Hades was beginning to suspect Cerberus was acting out, attempting to get his attention, and that Persephone was the reason he was misbehaving.

He had found Cerberus over forty leagues east from the temple after an entire day of searching for him. The beast had been bounding around with one of the gargantuan grey bipedal creatures that roamed the mountains in that area of the Underworld and were often violent towards any who strayed through their territory.

When Hades had eventually gotten Cerberus back into his stable, he had received word that Nyx, goddess of night and one of his most powerful allies, required an audience, and had accepted her request only to be told it would be inconvenient for her to attend that evening and she would visit the next day.

Hades had the feeling he hadn’t been keeping himself busy the last few days to avoid seeing Persephone because he couldn’t shake the way she had looked at him. Everything in his realm had conspired against him to keep him away from her.

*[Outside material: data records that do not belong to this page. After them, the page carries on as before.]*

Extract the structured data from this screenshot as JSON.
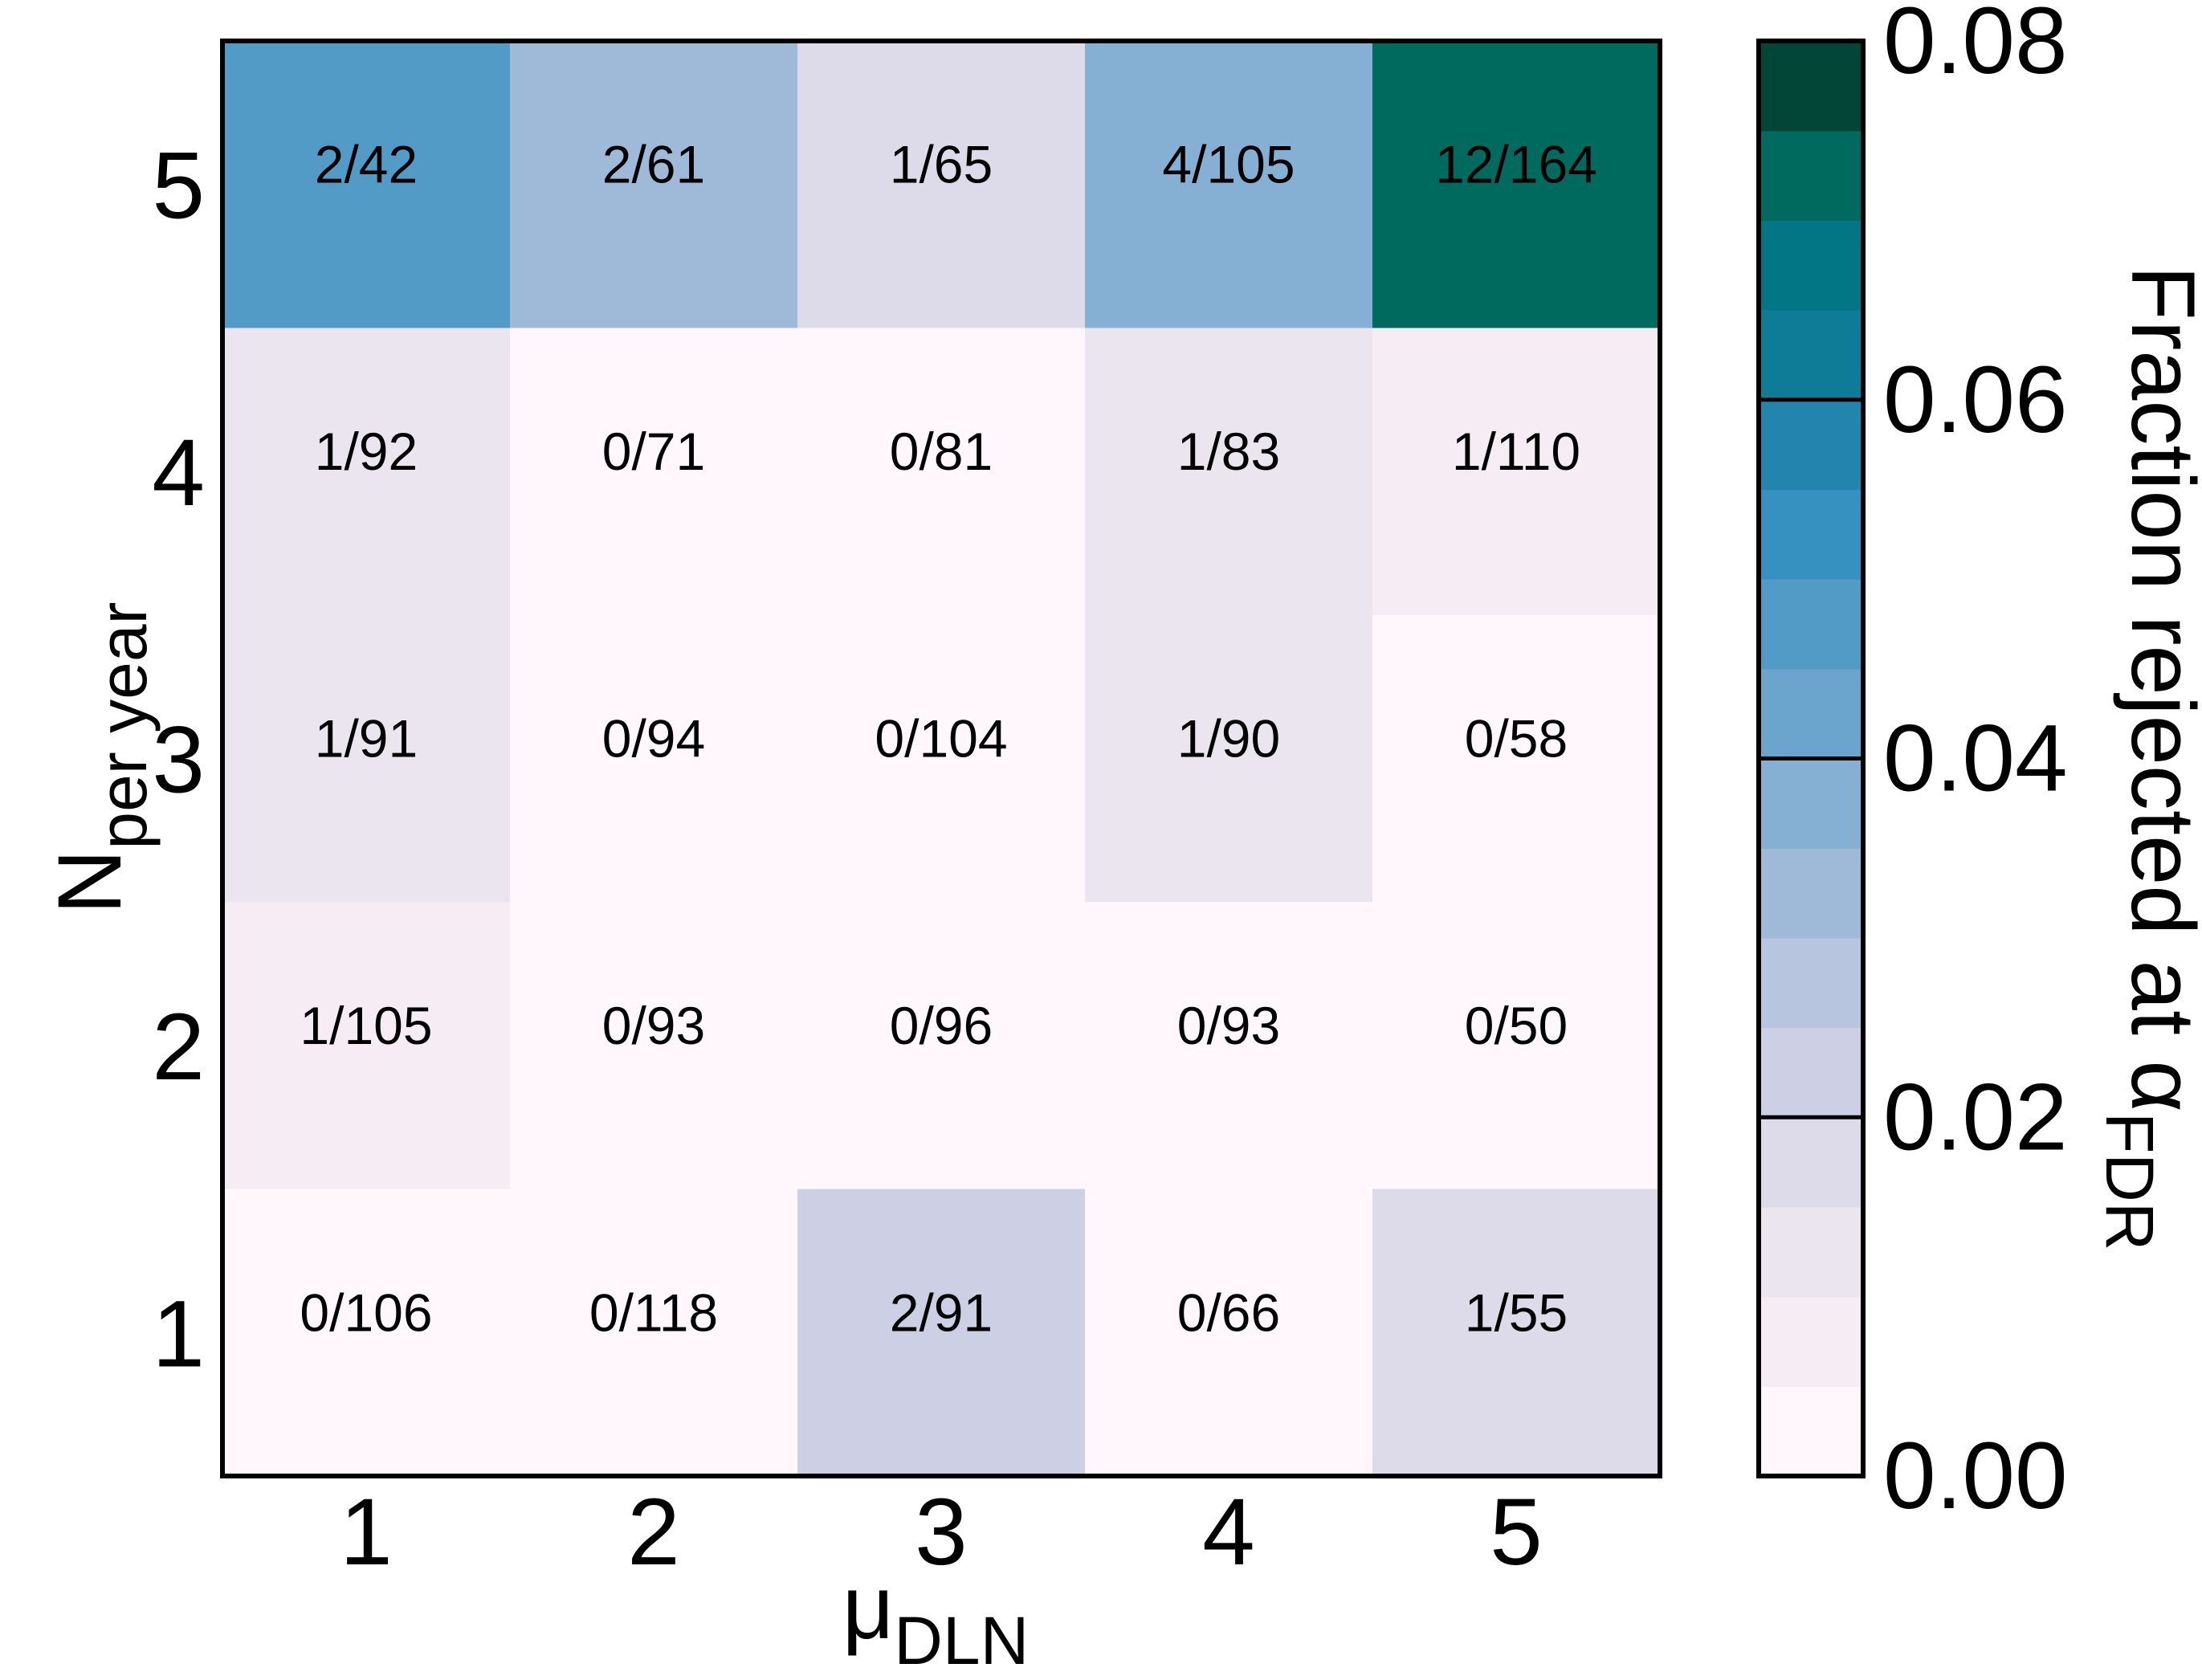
{
  "chart_data": {
    "type": "heatmap",
    "x_categories": [
      "1",
      "2",
      "3",
      "4",
      "5"
    ],
    "y_categories": [
      "1",
      "2",
      "3",
      "4",
      "5"
    ],
    "xlabel": {
      "main": "μ",
      "sub": "DLN"
    },
    "ylabel": {
      "main": "N",
      "sub": "per year"
    },
    "cells": [
      {
        "x": "1",
        "y": "5",
        "label": "2/42",
        "value": 0.0476
      },
      {
        "x": "2",
        "y": "5",
        "label": "2/61",
        "value": 0.0328
      },
      {
        "x": "3",
        "y": "5",
        "label": "1/65",
        "value": 0.0154
      },
      {
        "x": "4",
        "y": "5",
        "label": "4/105",
        "value": 0.0381
      },
      {
        "x": "5",
        "y": "5",
        "label": "12/164",
        "value": 0.0732
      },
      {
        "x": "1",
        "y": "4",
        "label": "1/92",
        "value": 0.0109
      },
      {
        "x": "2",
        "y": "4",
        "label": "0/71",
        "value": 0
      },
      {
        "x": "3",
        "y": "4",
        "label": "0/81",
        "value": 0
      },
      {
        "x": "4",
        "y": "4",
        "label": "1/83",
        "value": 0.012
      },
      {
        "x": "5",
        "y": "4",
        "label": "1/110",
        "value": 0.0091
      },
      {
        "x": "1",
        "y": "3",
        "label": "1/91",
        "value": 0.011
      },
      {
        "x": "2",
        "y": "3",
        "label": "0/94",
        "value": 0
      },
      {
        "x": "3",
        "y": "3",
        "label": "0/104",
        "value": 0
      },
      {
        "x": "4",
        "y": "3",
        "label": "1/90",
        "value": 0.0111
      },
      {
        "x": "5",
        "y": "3",
        "label": "0/58",
        "value": 0
      },
      {
        "x": "1",
        "y": "2",
        "label": "1/105",
        "value": 0.0095
      },
      {
        "x": "2",
        "y": "2",
        "label": "0/93",
        "value": 0
      },
      {
        "x": "3",
        "y": "2",
        "label": "0/96",
        "value": 0
      },
      {
        "x": "4",
        "y": "2",
        "label": "0/93",
        "value": 0
      },
      {
        "x": "5",
        "y": "2",
        "label": "0/50",
        "value": 0
      },
      {
        "x": "1",
        "y": "1",
        "label": "0/106",
        "value": 0
      },
      {
        "x": "2",
        "y": "1",
        "label": "0/118",
        "value": 0
      },
      {
        "x": "3",
        "y": "1",
        "label": "2/91",
        "value": 0.022
      },
      {
        "x": "4",
        "y": "1",
        "label": "0/66",
        "value": 0
      },
      {
        "x": "5",
        "y": "1",
        "label": "1/55",
        "value": 0.0182
      }
    ],
    "colorbar": {
      "label": {
        "main": "Fraction rejected at α",
        "sub": "FDR"
      },
      "range": [
        0,
        0.08
      ],
      "tick_labels": [
        "0.00",
        "0.02",
        "0.04",
        "0.06",
        "0.08"
      ],
      "tick_values": [
        0,
        0.02,
        0.04,
        0.06,
        0.08
      ],
      "levels": 16,
      "colors": [
        "#fff7fb",
        "#f5ecf4",
        "#ebe5f0",
        "#dddbea",
        "#cdd0e5",
        "#b7c5df",
        "#9fbad9",
        "#85b0d3",
        "#6ba5cd",
        "#529bc6",
        "#3690c0",
        "#2384ad",
        "#0e7b97",
        "#037685",
        "#016a5f",
        "#014636"
      ]
    }
  }
}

He glanced up at the tower again, and stilled.

Persephone stood on the balcony.

He turned towards her, no longer able to resist the craving to be in her company and attempt to court her again. If he could call it courting. He stared up at her, deeply aware it had been a mistake to take her and place her in that tower, and hold her captive, as if she was a possession and belonged to him now. She was far from belonging to him, and his rash actions had only made his work to make her want him as her husband even harder.